More ways to start the conversation

  • Dr. Hargons is hosting a workshop on Cultivating an Anti-Racist Mindset on July 8 at 10 a.m.ET.
  • Raising Race Conscious Children is hosting its anti-racism workshop / webinar on July 5 at 8 p.m. ET, with follow-up on July 16. You can also read their list of “100 Race Sensitive Things You Can Tell Your Child Advance Racial Justice.” “
  • Embrace Race offers a series of webinars and action guides to talk to kids about the breed.

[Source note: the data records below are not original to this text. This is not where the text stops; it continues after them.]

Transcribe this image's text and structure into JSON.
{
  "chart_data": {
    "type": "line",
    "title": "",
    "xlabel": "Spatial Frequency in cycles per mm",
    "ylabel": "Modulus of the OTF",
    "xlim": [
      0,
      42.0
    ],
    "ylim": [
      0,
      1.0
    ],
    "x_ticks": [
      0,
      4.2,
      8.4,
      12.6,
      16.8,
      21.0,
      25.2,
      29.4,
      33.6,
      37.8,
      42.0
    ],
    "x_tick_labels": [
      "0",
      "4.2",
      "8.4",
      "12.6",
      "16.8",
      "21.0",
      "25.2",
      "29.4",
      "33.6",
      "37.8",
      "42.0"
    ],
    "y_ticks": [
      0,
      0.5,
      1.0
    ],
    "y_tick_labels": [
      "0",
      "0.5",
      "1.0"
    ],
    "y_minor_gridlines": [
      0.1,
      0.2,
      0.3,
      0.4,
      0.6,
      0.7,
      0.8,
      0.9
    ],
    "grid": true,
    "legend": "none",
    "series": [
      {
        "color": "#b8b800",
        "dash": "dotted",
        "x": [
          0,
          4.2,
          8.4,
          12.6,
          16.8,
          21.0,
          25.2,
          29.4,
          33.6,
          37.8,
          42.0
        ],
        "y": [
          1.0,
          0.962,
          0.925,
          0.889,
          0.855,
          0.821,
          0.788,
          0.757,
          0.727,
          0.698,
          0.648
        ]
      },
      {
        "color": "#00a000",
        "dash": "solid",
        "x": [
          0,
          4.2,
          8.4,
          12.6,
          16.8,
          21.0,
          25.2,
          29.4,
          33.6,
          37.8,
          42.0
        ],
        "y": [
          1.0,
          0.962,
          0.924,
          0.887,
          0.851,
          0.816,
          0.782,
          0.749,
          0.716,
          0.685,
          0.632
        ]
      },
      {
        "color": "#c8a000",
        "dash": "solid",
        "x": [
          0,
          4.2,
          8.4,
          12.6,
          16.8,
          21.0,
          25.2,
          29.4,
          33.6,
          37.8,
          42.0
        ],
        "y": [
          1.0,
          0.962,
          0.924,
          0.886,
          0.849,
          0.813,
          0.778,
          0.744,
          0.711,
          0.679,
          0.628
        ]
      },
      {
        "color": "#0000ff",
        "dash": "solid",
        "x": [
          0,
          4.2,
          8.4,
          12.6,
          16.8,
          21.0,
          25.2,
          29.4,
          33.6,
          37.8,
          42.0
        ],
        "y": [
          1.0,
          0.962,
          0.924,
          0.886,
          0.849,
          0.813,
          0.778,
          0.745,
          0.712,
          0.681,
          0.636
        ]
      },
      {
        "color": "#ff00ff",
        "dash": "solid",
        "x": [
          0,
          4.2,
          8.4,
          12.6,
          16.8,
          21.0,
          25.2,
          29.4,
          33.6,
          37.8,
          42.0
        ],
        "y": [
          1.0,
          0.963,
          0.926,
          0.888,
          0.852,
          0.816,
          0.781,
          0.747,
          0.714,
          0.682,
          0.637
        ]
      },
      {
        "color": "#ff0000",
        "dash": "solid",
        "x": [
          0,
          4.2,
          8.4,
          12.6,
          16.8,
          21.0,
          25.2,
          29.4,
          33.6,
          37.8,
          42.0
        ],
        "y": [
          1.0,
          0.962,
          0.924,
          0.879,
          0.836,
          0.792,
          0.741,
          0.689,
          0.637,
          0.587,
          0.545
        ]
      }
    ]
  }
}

  • Sesame StreetCNN City Hall helps talk to children about racism.
  • “Beyond the golden rule” of offers a guide to prevent and respond to prejudice.
  • The Conscious Kid offers children’s books, interviews and other essential talking points.
  • Good Housekeeping has a list of children’s books that can help start the conversation about the breed.
  • PBS has its own recommended reading list, as well as a resource center for middle and high school students.

    Parenting & Relationships Editor
    Marisa LaScala covers everything related to parenting, from the postpartum period to empty nests, for; she previously wrote about motherhood for parents and the working mother.